7 Tricks to Add Flavor and Cut Fat and Calories
Get easy tips and tricks to add flavor to your favorite recipes while cutting calories and fat.
Slashing calories doesn't have to mean cutting taste. With a few easy tricks and techniques, you can actually bump up the flavor in your favorite recipes.
Pictured Recipe: Portobello & Beef Patty Melt
1. Enjoy Your Sandwich Open-Faced
You'll automatically cut bread calories in half and barely notice. An average regular-size piece of bread is about 100 calories.
Pictured Recipe: Creamy Spinach Dip
2. Team Up Low-Fat Creamy Ingredients
Try replacing full-fat sour cream and mayonnaise in creamy dips and salad dressings with a combination of reduced-fat cream cheese, cottage cheese and/or nonfat plain yogurt. You'll cut calories and the layers of flavors will still taste rich.
Pictured Recipe: Curried Chicken Pitas
3. Use Low-Fat Mayonnaise
In place of the full-fat version. It has which has just 15 calories and 1 gram of fat per tablespoon compared with 90 calories and 10 grams of fat in the traditional kind.

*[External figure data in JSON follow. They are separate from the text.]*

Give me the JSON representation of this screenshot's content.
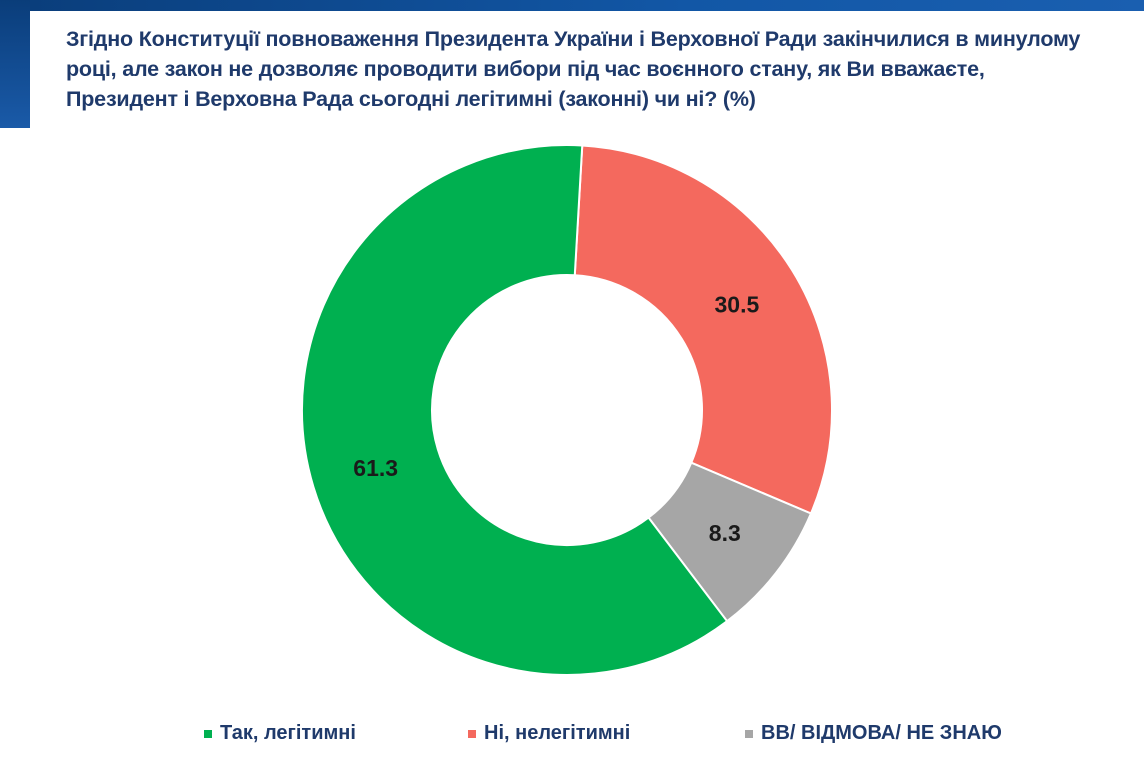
{
  "title": "Згідно Конституції повноваження Президента України і Верховної Ради закінчилися в минулому році, але закон не дозволяє проводити вибори під час воєнного стану, як Ви вважаєте, Президент і Верховна Рада сьогодні легітимні (законні) чи ні? (%)",
  "chart_data": {
    "type": "pie",
    "variant": "donut",
    "title": "Згідно Конституції повноваження Президента України і Верховної Ради закінчилися в минулому році, але закон не дозволяє проводити вибори під час воєнного стану, як Ви вважаєте, Президент і Верховна Рада сьогодні легітимні (законні) чи ні? (%)",
    "legend_position": "bottom",
    "slices": [
      {
        "name": "Ні, нелегітимні",
        "value": 30.5,
        "label": "30.5",
        "color": "#f4695e"
      },
      {
        "name": "ВВ/ ВІДМОВА/ НЕ ЗНАЮ",
        "value": 8.3,
        "label": "8.3",
        "color": "#a6a6a6"
      },
      {
        "name": "Так, легітимні",
        "value": 61.3,
        "label": "61.3",
        "color": "#00b050"
      }
    ],
    "legend": [
      "Так, легітимні",
      "Ні, нелегітимні",
      "ВВ/ ВІДМОВА/ НЕ ЗНАЮ"
    ]
  }
}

Pictured Recipe: EatingWell Fish Sticks
4. Oven-Fry To Save Calories From Fat
If you crave fried foods, don't deny yourself. A typical serving of fried fish sticks packs 16 grams of fat. Oven-frying replicates that special taste and texture for only 3 grams of fat per serving.
Pictured Recipe: Indian-Spiced Chicken Pitas
5. Use Spices To Add Calorie-Free Flavor To Food
Your spices should be fresh to get maximum impact, so buy them in small amounts, label with a date, and discard and replace after one year.

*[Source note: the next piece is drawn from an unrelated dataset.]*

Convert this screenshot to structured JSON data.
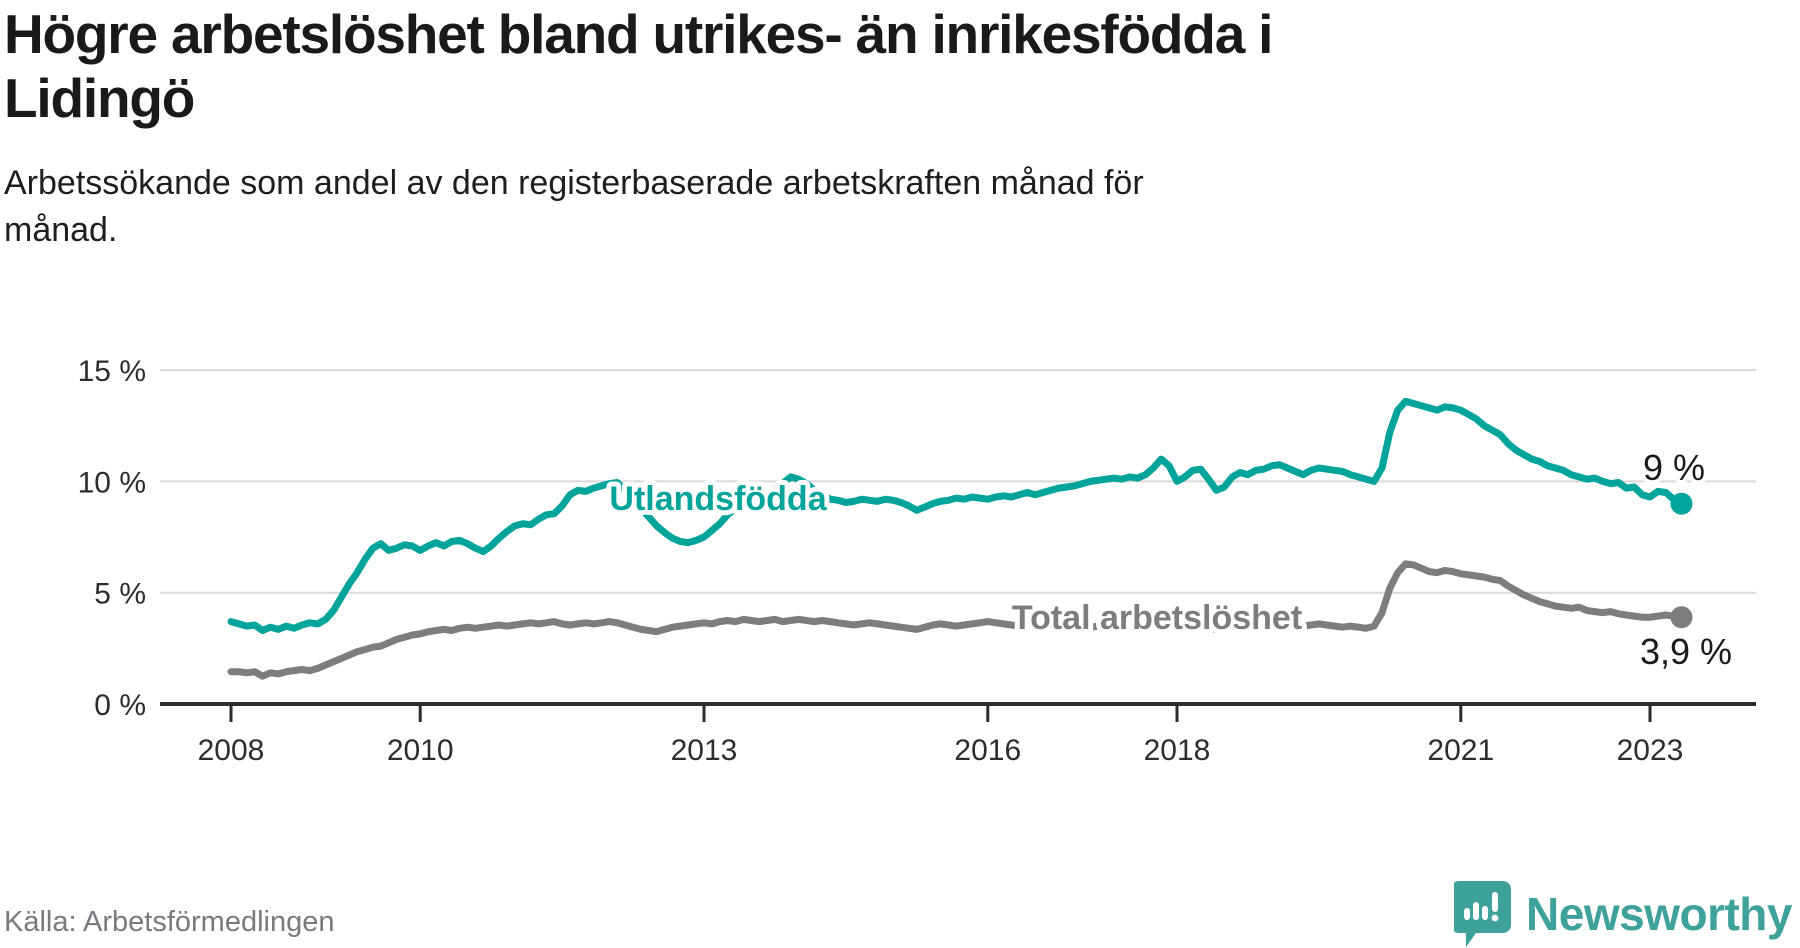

Pictured Recipe: Lemon Chicken Stir-Fry
6. Keep Lemons Around
They zest up almost any dish, without any calories. Stock up when they're on sale and freeze the zest and juice for up to 6 months: pare the rind and freeze in strips, and freeze the juice in ice cube trays.

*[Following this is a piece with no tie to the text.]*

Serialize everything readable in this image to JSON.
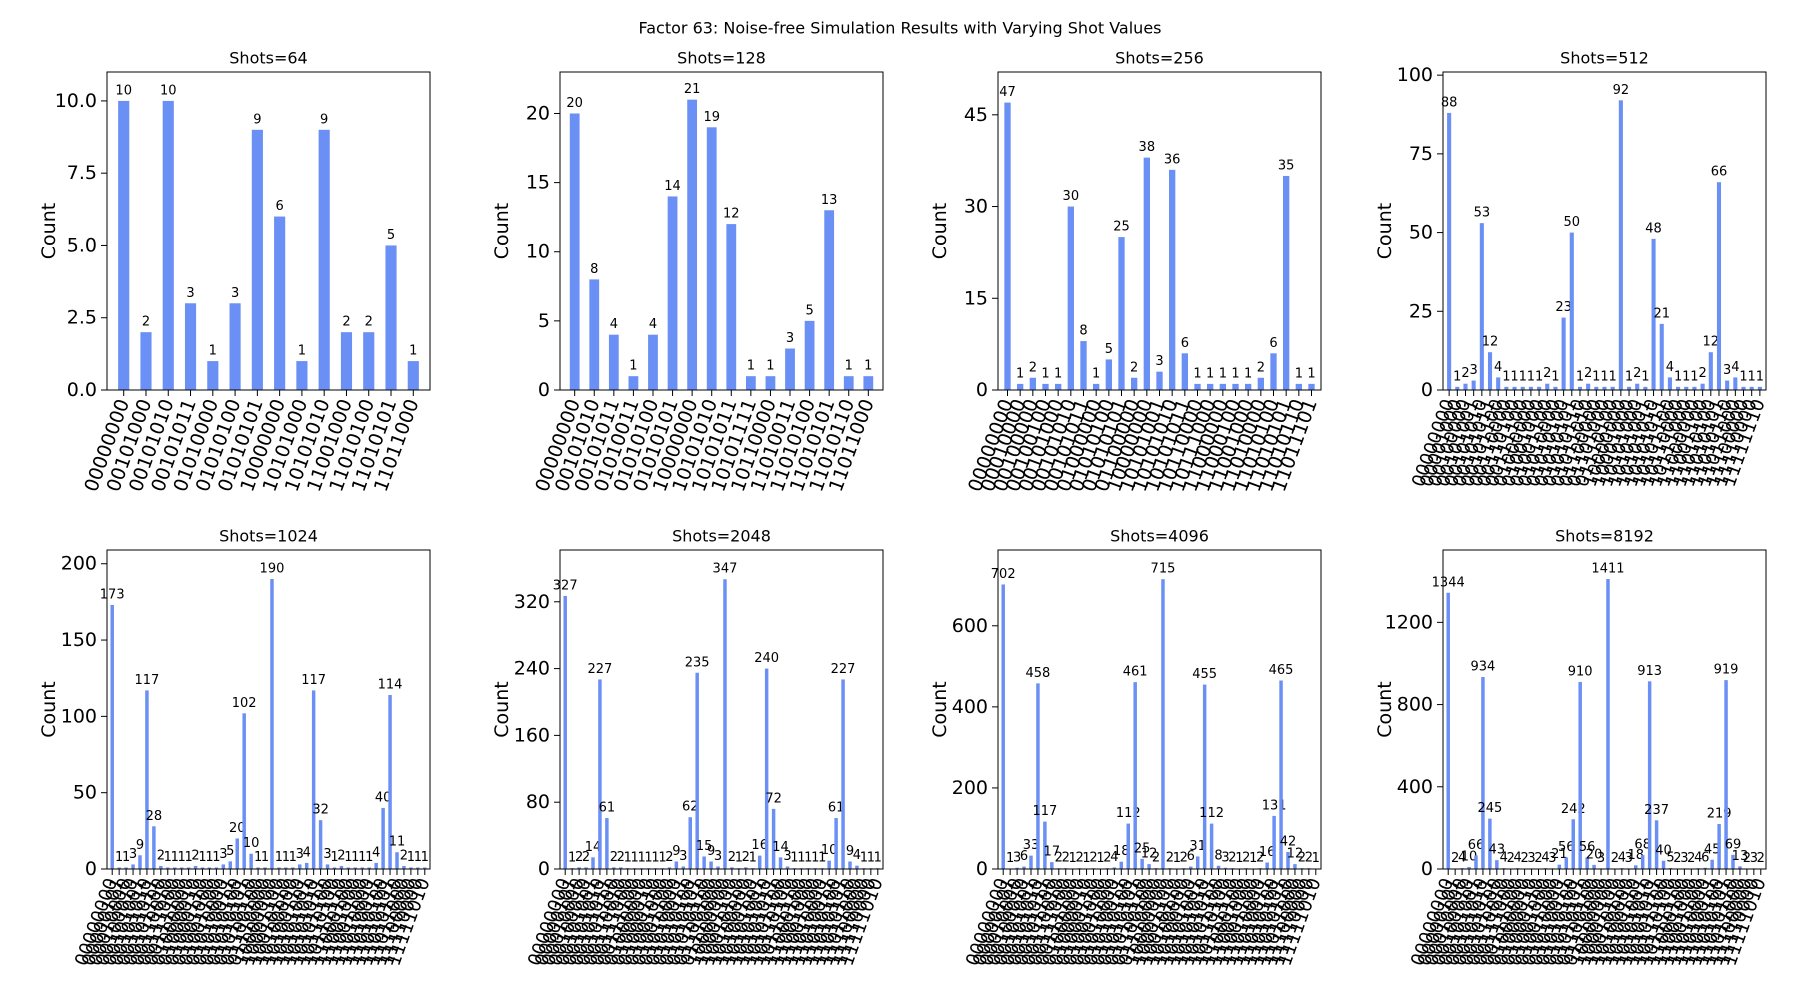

Pictured Recipe: Indian Wok-Seared Chicken & Vegetables
7. Spice Things Up
Don't bank on the spice turmeric as a magic bullet for weight loss yet. But go ahead and try it in your cooking-it adds flavor without any calories. In one study, when mice were fed high-fat diets with added curcumin (an active ingredient in the spice turmeric), they gained less weight than a similar group whose diets had no added curcumin.